A final mission to rescue himself

When the memories of a life are lost in the snow, a final challenge remains. The toughest climb of all: to conquer the mind and rescue the man. From acclaimed Scottish director Robbie Fraser

£8 inc. VAT £6 (concs.) Tickets on door only – email info@uistfilm.org to reserve.

Plus a special screening of the short film Idiorrhythmia by Alix Rothnie

The screenings are part of the Earthwards|Ris a’ Gharbhlach Geology-themed events on Monday 15 July in Taigh Chearsabhagh

Final Ascent postcard

The legend of Hamish MacInnes began early. At 16 he climbed the Matterhorn. At 17 he built his first motor car – from scratch. He attempted Everest in 1953 with his friend Johnny Cunningham, and almost stole the peak before Hillary and Tenzing. As an explorer, expedition leader and engineer he achieved world fame. As inventor of the all metal ice axe, author of the International Mountain Rescue Handbook and founder of Glencoe Mountain Rescue he has been responsible for saving hundreds of lives, if not thousands. But at the age of 84, his accomplishments could not save him from being institutionalised against his will, suffering from delirium. After a spell in psychogeriatric detainment in a hospital in the Highlands of Scotland, during which he made many escape attempts – he emerged to find his memory gone. This film tells the story of his life by mirroring his greatest challenge: to recover his memories and rescue himself.

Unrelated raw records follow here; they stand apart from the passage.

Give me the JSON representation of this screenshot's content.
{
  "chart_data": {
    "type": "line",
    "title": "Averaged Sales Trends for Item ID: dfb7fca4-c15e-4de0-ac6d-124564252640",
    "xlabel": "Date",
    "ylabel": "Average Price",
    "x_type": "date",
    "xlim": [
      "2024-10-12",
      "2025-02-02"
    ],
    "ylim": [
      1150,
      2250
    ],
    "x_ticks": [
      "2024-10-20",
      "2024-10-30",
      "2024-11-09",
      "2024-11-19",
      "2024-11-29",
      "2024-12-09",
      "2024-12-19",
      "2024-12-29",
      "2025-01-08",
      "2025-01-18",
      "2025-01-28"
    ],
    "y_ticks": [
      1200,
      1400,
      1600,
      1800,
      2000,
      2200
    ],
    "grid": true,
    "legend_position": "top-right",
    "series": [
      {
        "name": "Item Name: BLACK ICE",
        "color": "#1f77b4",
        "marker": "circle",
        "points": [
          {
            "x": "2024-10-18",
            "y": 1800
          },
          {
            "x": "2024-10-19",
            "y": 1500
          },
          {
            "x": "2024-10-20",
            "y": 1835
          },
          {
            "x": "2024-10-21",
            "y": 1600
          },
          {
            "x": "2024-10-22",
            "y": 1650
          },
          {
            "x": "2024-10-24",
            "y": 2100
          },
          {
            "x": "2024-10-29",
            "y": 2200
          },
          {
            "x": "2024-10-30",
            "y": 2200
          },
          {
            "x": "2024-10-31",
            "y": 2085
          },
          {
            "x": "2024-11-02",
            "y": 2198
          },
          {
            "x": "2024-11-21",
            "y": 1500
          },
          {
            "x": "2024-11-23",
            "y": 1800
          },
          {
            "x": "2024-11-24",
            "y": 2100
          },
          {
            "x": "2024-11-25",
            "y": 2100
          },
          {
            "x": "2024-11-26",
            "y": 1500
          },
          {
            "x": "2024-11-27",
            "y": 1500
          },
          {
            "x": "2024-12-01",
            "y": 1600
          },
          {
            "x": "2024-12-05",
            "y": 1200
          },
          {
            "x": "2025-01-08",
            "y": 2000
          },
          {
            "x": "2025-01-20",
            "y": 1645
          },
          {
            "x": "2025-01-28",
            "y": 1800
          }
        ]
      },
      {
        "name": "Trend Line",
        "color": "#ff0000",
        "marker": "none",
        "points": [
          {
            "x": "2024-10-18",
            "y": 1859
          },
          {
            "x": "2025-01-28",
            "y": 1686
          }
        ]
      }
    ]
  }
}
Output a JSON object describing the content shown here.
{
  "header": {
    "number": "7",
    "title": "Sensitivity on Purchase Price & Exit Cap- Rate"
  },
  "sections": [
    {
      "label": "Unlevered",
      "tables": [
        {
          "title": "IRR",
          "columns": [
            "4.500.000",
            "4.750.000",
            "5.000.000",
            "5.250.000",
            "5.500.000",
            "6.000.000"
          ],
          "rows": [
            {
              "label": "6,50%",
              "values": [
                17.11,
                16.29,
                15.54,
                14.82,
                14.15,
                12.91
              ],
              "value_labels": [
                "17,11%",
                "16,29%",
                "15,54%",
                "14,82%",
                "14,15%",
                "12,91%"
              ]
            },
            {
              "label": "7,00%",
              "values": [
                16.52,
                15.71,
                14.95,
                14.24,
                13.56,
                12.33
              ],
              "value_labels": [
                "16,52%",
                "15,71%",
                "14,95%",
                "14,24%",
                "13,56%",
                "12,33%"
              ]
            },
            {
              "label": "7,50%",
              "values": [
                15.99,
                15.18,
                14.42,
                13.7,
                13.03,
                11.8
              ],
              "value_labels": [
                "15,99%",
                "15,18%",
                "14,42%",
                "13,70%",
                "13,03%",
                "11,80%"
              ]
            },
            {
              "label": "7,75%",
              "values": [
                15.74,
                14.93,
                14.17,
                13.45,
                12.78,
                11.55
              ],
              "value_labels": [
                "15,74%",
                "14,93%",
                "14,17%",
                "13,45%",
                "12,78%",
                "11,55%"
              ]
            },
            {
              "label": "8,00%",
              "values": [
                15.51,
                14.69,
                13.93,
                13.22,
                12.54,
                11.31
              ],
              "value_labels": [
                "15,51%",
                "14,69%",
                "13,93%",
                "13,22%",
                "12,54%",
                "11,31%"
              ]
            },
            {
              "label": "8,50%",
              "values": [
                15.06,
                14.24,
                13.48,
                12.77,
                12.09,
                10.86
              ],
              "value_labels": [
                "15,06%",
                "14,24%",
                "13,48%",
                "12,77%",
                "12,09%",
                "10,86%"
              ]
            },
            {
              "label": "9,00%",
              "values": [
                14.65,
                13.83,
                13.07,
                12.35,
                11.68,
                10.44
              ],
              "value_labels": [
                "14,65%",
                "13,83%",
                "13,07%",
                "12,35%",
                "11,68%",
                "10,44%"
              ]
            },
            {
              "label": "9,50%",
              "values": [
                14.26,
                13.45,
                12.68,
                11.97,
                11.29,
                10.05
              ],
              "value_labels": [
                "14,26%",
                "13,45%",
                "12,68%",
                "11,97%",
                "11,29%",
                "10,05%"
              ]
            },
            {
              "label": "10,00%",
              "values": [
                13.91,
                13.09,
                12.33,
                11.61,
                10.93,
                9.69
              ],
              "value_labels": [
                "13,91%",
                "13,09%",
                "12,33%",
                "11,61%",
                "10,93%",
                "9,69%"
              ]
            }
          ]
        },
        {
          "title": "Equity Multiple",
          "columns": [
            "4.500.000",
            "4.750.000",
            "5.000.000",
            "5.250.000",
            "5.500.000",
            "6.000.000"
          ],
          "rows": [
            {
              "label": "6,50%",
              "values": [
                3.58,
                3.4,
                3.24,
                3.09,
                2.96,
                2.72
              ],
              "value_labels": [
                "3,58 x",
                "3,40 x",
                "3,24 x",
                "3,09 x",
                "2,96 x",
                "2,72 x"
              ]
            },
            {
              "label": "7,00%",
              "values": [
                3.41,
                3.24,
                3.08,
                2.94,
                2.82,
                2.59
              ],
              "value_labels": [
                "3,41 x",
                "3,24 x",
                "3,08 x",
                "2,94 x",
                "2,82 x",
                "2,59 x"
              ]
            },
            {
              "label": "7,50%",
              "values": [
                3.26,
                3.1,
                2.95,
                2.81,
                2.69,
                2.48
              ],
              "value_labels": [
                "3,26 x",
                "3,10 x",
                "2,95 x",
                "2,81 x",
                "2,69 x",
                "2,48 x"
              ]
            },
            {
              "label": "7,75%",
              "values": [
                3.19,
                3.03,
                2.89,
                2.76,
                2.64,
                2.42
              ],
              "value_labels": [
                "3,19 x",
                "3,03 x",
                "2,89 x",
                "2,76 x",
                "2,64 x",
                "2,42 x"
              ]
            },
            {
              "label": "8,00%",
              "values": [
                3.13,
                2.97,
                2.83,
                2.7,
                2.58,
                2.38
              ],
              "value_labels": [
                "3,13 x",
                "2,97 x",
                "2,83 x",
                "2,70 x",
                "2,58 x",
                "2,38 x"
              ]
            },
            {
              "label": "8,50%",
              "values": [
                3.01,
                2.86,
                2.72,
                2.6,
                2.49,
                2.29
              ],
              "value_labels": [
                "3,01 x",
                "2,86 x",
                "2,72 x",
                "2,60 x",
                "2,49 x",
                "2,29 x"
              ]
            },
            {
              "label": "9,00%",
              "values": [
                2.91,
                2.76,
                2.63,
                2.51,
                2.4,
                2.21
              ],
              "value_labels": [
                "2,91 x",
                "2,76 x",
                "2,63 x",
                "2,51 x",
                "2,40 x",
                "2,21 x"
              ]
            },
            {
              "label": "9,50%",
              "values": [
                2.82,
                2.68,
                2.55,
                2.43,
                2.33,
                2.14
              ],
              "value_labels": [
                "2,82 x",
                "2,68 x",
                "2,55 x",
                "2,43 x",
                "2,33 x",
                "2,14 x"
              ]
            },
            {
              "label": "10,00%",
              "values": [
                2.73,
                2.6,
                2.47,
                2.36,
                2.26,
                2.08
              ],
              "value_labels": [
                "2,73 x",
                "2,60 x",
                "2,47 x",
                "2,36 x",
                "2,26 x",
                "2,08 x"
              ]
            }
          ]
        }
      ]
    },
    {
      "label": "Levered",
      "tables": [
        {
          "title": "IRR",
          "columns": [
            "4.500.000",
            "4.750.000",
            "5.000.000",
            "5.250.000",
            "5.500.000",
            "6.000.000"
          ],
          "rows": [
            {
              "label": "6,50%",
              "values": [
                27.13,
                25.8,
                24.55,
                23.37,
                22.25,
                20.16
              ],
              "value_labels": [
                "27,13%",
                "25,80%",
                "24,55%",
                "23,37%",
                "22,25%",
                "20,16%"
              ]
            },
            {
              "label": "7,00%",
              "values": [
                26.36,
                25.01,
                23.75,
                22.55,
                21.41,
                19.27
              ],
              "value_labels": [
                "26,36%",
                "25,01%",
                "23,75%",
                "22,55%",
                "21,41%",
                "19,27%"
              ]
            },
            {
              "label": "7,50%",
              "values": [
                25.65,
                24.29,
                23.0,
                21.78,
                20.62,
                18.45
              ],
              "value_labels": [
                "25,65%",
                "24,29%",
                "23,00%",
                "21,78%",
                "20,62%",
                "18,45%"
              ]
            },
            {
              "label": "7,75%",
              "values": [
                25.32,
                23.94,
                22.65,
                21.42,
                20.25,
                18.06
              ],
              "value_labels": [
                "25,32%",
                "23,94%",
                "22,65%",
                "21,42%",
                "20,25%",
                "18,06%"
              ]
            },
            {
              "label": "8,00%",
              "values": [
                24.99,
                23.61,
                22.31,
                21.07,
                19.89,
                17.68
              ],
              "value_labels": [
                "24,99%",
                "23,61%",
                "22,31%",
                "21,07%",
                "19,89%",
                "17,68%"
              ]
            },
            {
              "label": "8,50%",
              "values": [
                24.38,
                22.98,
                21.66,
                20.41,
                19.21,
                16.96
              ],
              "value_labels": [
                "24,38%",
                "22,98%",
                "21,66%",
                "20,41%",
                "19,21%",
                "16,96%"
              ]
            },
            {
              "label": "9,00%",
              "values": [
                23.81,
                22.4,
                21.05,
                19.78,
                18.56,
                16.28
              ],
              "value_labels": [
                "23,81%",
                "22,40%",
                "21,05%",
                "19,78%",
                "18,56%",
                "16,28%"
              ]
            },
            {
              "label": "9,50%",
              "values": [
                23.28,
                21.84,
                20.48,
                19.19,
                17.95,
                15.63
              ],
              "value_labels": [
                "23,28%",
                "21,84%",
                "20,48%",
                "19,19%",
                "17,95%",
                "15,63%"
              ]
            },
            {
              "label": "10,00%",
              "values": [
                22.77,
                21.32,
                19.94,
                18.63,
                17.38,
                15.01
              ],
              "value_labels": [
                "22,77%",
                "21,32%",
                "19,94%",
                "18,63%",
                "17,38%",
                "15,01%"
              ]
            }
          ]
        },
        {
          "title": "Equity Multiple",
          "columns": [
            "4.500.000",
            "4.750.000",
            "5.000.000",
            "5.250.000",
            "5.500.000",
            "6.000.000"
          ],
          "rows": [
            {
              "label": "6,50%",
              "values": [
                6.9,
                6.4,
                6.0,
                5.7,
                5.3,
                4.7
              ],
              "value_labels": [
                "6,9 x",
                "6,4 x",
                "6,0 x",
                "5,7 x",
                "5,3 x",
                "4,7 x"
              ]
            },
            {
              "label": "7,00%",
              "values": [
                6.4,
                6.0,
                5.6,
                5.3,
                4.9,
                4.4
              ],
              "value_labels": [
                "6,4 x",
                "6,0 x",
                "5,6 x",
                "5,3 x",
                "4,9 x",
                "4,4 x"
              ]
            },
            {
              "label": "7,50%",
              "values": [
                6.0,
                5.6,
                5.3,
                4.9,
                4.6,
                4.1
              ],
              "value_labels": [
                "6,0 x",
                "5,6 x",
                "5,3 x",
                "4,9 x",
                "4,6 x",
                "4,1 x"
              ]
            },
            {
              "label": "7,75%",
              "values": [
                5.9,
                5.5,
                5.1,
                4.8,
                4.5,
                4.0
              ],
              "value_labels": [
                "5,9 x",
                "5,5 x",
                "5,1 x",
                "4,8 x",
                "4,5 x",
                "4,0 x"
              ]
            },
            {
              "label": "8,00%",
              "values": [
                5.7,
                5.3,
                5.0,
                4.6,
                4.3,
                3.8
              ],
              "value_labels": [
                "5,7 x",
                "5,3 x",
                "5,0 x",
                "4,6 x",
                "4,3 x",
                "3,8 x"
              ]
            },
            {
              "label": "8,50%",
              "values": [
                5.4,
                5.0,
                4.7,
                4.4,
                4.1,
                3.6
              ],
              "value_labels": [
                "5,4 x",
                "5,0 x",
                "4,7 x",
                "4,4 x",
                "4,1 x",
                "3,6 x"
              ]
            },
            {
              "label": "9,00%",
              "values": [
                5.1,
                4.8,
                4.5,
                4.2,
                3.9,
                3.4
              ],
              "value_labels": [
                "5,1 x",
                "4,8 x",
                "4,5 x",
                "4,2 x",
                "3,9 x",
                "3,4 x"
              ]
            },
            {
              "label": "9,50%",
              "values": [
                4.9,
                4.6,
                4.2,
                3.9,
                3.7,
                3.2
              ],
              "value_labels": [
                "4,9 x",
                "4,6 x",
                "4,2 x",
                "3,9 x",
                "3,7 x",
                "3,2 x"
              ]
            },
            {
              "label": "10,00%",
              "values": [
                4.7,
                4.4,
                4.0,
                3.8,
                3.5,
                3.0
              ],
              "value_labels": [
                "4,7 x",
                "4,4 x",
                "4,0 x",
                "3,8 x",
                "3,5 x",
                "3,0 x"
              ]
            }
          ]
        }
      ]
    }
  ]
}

Idiorrhythmia (2019) was made in Glen Clunie, in the Cairngorms National Park. An experiment into the rhythms of communities, and how we live together, it takes Roland Barthes’ notion of ‘Idiorrythmic Utopia’, an idea rooted in Monastic life, as a point of departure. Idiorrythmic Utopia is a state in which a person can maintain their own rhythm to life, whilst also participating in the rhythm of a community. This short film shows the artist playing, learning to fly and finding a rhythm with the natural elements of the mountain landscape.

Alix Rothnie is an artist-curator, and graduate of Filmmaking, Curatorial Practice and Contemporary Art Theory based in Scotland. Her work explores the ethics, politics and entanglements of our local landscapes and communities (both human and nonhuman) through experimentation with fabric, minimal videomaking, performance and play.